Sunday, August 23, 2009

Abby WONG ... On a bookish household

Abby Wong has this advice for single young women: men who read are not only attractive but also make great husbands.

REMEMBER THAT BOOKWORM I was enamoured of because he was reading in public? The one I wrote about in “Read, men!” (Book Nook, The Sunday Star, April 19, 2009)? Well, I am happy to share with you, dear reader, that bookish fate not only brought us together again but that we then chatted, dated, and are now husband and wife, living with two young children who are showing early signs of bookishness. Those who don’t love books might think my life with a bookworm would be boring. On the contrary. Though not as intense a reader as he was when I first laid eyes on him, Mr Bookworm still reads—and still isn’t satisfied with merely reading about things and places. He has to also see it, smell it, feel it, use it, observe it or even live it.

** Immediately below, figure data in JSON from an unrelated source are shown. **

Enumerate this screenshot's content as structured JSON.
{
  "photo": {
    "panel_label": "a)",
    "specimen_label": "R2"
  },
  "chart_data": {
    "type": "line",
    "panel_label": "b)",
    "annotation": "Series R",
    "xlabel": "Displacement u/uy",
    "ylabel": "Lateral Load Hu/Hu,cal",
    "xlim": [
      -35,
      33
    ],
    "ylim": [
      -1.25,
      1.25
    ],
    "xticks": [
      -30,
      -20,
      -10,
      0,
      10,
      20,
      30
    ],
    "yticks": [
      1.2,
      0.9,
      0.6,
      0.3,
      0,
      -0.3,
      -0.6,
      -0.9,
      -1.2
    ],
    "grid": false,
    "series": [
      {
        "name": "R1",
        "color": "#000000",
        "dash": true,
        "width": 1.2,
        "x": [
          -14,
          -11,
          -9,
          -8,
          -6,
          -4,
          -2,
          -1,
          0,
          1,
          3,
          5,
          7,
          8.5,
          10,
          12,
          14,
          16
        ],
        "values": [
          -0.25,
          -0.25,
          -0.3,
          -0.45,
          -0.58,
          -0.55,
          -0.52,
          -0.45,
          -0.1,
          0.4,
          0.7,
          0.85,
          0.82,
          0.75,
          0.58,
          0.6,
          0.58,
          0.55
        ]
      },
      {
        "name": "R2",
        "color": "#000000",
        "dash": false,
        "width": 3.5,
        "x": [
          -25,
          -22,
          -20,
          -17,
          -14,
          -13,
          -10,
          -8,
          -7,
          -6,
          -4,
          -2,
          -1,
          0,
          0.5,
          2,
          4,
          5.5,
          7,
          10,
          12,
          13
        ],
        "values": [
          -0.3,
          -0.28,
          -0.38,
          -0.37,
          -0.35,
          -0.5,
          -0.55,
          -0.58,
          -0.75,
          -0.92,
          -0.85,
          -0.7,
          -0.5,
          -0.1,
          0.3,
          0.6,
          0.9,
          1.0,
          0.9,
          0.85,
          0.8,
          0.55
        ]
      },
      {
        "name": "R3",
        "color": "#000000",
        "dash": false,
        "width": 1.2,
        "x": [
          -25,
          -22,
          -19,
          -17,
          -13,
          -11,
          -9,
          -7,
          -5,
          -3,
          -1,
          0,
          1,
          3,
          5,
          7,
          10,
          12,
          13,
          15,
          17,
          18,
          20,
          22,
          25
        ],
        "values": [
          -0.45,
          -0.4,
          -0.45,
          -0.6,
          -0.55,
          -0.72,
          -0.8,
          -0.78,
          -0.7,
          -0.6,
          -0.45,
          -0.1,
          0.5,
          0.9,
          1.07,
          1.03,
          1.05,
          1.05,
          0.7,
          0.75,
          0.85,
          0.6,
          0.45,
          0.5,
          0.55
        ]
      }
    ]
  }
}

And that, dear readers, certainly makes for an interesting life!

Once, a few years ago, mesmerised by the crowded and filthy [city of] Bombay (now Mumbai) that he read about in Suketu Mehta’s Maximum City: Bombay Lost and Found, Mr Bookworm booked a flight to Bombay for the two of us—his curiosity about the city described in those pages would not let him rest until he had been there. So, with book in bag and camera in hand, we were soon standing on top of a hill overseeing the Indian city’s slums. Quietly observing, he paid little attention to the pungent smell that emanated from the garbage all around us, and was absolutely saddened by the filth the people had to live in.

Starring at his face, I knew then my life would never be boring with Mr Bookworm because, together, we would learn and experience the world through reading and travelling. It was our love for books that brought us together, and it is this love that has helped us build a beautiful home for our two young children. Not that our home is neat and tidy because books often lie around everywhere for various reasons.

Sitting in the garage these days is my copy of The Forever War by Dexter Filkins that I read whenever I am in there watching over my daughter as she plays. Haruki Murakami’s The Wind-Up Bird Chronicle—an old book from 1998 that I’m only reading now for some unfathomable reason—sits on our kitchen table amidst the clutter, ready for me to enjoy when I have my afternoon coffee and cookies. Randy Charles Epping’s interesting The 21st Century Economy is on the bedside table, weekly magazines are scattered in the bathroom, readily allowing us to catch up on worldly affairs during our own private moments.

But in the early days, Mr Bookworm would stare at me from the corners of his eyes and frown at the books I’d leave scattered everywhere at first, silently protesting my habit of cluttering up the house. It was not until a few years ago when we ran out of space on our bookshelves did he join me in my way of living. One day, to my pleasant surprise, Mr Bookworm placed bookends on some of the window sills in the house. “In this crazy world of hassling and bustling, a row of books in a window next to a potted fern can be highly effective in paring down our overly heightened senses,” Mr Bookworm pronounced. I could not agree more. And so, even our windows became cluttered with books. Though some of the potted ferns have disappeared, our home remains obstinately full of bookish charm. I think so, anyway.

Perhaps I feel this way because I did not grow up in a book-cluttered house. Neither Mr Shakespeare nor Mr Orwell nor other great literary names were housemates then. My obsession with books did not start until I was in my teens, when my habit of spying people reading officially became a fetish at my first workplace, a bookstore. What I did not experience in my childhood I do not want my children to miss. The best way, we figure, to make books their best friends is by creating a home in which books get in their way, in which books are often pronounced lost but later found in the most unexpected of places, in which books are like spices, bread, pencils, utensils, plants, constantly reminding our children of their importance—as well as unimportance in that they are an ordinary, not-to-be-remarked-upon part of life.

As my six-year-old son begins to take his first tiny steps into the magical world of Harry Potter, Mr Bookworm is scouting for a bigger house to make room for a bigger nook to accommodate the growing number of books and bookworms. “The ferns have to be outside this time,” he says, “but the bonsai stays in.” What can I say? Bonsai has become his new engrossment, thanks to a copy of Bonsai Basics he recently borrowed from the local library. As with Mumbai, he has to see it, smell it, feel it, use it, observe it, and live with it. My kind of guy.

Reproduced from the Sunday Star of August 23, 2009

2 Comments:

Blogger Unknown said...

This article reminds me of my childhood, where books were an everyday, essential part of life.

They still are, and they still keep overflowing out of shelves, finding their ways into beds, on kitchen tables, and a hundred other places they have no business to be.

Tuesday, August 25, 2009 6:43:00 PM  
Blogger Eric Forbes said...

I know what you mean. I have been planning to put all my books in order, but somehow have not for one reason or another. Books somehow end up everywhere!